Этот Шекспир, нафаршированный цитатами классиков, явно спал без тревожных снов, а наяву не задумывался над глубинными загадками бытия.
На его вопль никто не реагировал. И Аркадий, оглядывая сидевших за столом, понял, что угодил своими опасениями в десятку. Все были растеряны, лихорадочно продумывая, насколько реальна столь мрачная перспектива и как ей заранее противостоять. А Подлевский плеснул керосинчику:
— Говоря по-научному, такая асимметрия меняет социальный контракт власти и общества. Сегодня — дружба с западом при учете своих интересов. Завтра — державность на грани изоляционизма. Кстати, не исключено, что низам завершение либерального банкета потрафит. И по- крупному изменится конфигурация власти, вот и все. Причем без потрясений, майданов и судилищ.
— Да нет! Это бред какой-то! — покачал головой Герман Осадчий. — Невозможно в принципе. Как это — взять и устранить из главного управляющего слоя всю прозападную прослойку, вдобавок организационно не оформленную? Всех в выносное ведро — и в «очко»! На каком основании?
— На основании перехода к мобилизационной экономике.
— Да не сделает он этого никогда! — пробросом кинул Хаудуюду. — Не в его стиле. Он своих не сдает.
— Ну, это уже иной разговор, — возразил Аркадий. — Я говорил лишь об опасениях, не более. Об асимметричном ответе, о возможных зигзагах управленческой воли. А своих-то у него, кстати, немало, и они разные. Весь силовой блок — разве не свои?
— Мне что-то не смеется, — задумчиво произнес Илья Стефанович. Помолчал немного, потом сквозь зубы процедил: — То есть ты опасаешься наоборотничества?
Он, конечно, неспроста возглавлял «Дом свиданий», этот Илья Стефанович. Не владея серьезными аналитическими навыками, он чутко улавливал суть разбросанных, часто нелогичных разговоров, облекая эту суть в отчетливую формулу, вокруг которой и строил партитуру дискуссии.

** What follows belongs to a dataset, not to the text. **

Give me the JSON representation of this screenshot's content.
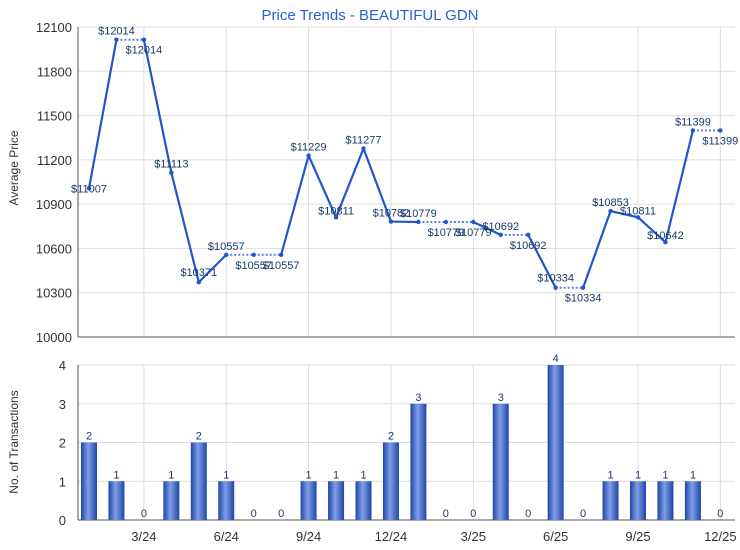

— Да, в духе китайской культурной революции. Только бархатной, без хунвэйбинов. Думаю, многим здесь известно, а вам, уважаемый Илья Стефанович, наверняка, что китайская революция была способом выкорчевать из насиженных гнезд тот слой чиновников, который управлял страной с 1949 года, с создания КНР. По ним и пришелся главный удар. Через два года перевоспитания в деревне университетские профессора вернулись на свои кафедры, а чиновные места оказались заняты другими людьми. Такова китайская специфика: под «культурный шум» срезали прежний бюрократический слой, правивший страной четверть века.